The Union Budget 2021 exposes two main features – that the economy is in deep crisis and that the government is committed to make farmers and people pay for growth of foreign and domestic corporate. The squeeze on Peoples’ Welfare is enormous as the Government has tried to expand its role in Corporate Welfare.
While people have largely attained herd immunity and are fighting back resolutely, the Governmentt remains deeply inflicted with Corona disease, as is evidenced by its statistical jugglery, misleading claims, lofty announcements and poor allocations, some to be done over next several years.
The agrarian crisis is deepening, condition of peasantry is worsening and in lakhs they are camping on the borders of Delhi to knock at the Govt’s door. Yet Government Of India has lost its ears for them and is only paying heed to the Corporate. Such is the RSS-BJP commitment to MNCs that the PM announced in Davos WEF few days back a package of 26 billion $ (Rs 1.84 lac cr) for Production Linked Incentive by Foreign investors. Already GOI has allocated Rs 1 lac cr for establishment of agricultural infrastructure by Private Sector.
The Prime Minister has incessantly called this Aatmanirbhar, his Aatma being the MNCs and their Indian partner Corporate, not the Indian farmers and common people, from whose needs the govt is fairly distanced.
Outlay on Agriculture and allied sectors has been reduced from Rs 1.54 lac cr to Rs 1.48 lac cr, even as the total budget expenditure has swollen from Rs 30.42 lac cr to Rs 33.8 lac cr, driven by increased taxes on people and borrowing. Agriculture is now down from 5.06% to 4.37% of Govt, allocation, even as it still contributes 15% to the GDP.
This Modi Govt. has introduced Agriculture cess now which will be levied on diesel, petrol, urea utilized by farmers and also on some agricultural produce which will render them costlier. Only agricultural credit has been raised to nearly Rs 16 lac crores, while the interest subvention allocation for this has been brought down from Rs 21,175 cr to Rs 19,400 cr, meaning there will be less interest subsidy for farmers now.
Union Budget has cut nearly 35% in allocation for MNREGA, to Rs. 73,000 crores for the next year from the Revised Expenditure Estimate of Rs. 111,500 crore. This is bound to further increase rural unemployment and destitution with rapid decline in industrial employment, both pre-Covid and due to Covid lock downs.
PM Kisan allocation has been brought down from Rs 75,000 cr to Rs 65,000 cr, while beneficiaries of last installment released have come down to only 6.12 crore families of the 14 .37 cr farmer families.
Actual expenditures in several schemes have been far below the allocation last year and irrigation is one such sector. Under PM AASHA, market intervention scheme (MIS) for ensuring MSP for pulses and oil seeds in 11 states allocation for it has come down to only Rs 400 cr from Rs 4100 cr three years back.
The Govt. has increased FDI limit in insurance sector to 74% from 49% and thus given controlling stake to foreign capital.
Allowing control of insurance and control over agricultural production and trade of agricultural produce are in fact implementation of WTO stipulations.
On Heath services there is no attempt to strengthen public services.

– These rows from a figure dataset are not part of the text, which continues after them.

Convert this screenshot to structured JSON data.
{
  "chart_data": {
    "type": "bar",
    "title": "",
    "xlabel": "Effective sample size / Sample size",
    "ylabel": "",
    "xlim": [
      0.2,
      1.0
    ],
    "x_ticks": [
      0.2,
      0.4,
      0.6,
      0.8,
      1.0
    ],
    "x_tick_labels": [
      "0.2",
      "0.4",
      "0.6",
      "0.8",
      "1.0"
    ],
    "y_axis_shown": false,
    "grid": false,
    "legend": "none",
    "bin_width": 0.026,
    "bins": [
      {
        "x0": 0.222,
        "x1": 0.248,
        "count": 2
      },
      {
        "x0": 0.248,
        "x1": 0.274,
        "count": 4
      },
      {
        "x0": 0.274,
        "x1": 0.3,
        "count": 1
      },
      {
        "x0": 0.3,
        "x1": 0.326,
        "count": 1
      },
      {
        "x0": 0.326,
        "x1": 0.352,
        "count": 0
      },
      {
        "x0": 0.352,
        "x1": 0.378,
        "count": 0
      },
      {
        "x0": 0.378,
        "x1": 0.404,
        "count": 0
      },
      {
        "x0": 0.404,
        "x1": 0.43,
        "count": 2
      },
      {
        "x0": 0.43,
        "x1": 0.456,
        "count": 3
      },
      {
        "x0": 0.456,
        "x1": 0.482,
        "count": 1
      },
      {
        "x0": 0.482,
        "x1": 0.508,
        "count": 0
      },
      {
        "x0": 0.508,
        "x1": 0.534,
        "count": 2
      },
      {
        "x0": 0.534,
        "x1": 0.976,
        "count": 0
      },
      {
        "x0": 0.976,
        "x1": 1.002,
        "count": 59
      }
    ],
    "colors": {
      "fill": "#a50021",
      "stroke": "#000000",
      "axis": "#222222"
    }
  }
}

Claim of 137% increase in the outlay is misleading as PM Atmnirbhar Swasth Bharat Yojana allocation of 46,180 crores is spread over six years and allocation of Rs. 35,00 cr for development of Corona vaccine is to benefit corporate friends.
Education has been ignored with an alarming cut in allocation for school education.
Even as RBI has estimate that NPAs will nearly double in a year only a pittance i.e. 20,000 crores has been allocated for bank recapitalization. Yet loot and plunder of public money by Corporate friends of Modi is set to rise.
The present movement against pro Corporate laws is not just to retain the past, it is a basis for move ahead to people based rural development and generate rural employment. It must be supported while opposing Modi Govt’s budget proposals.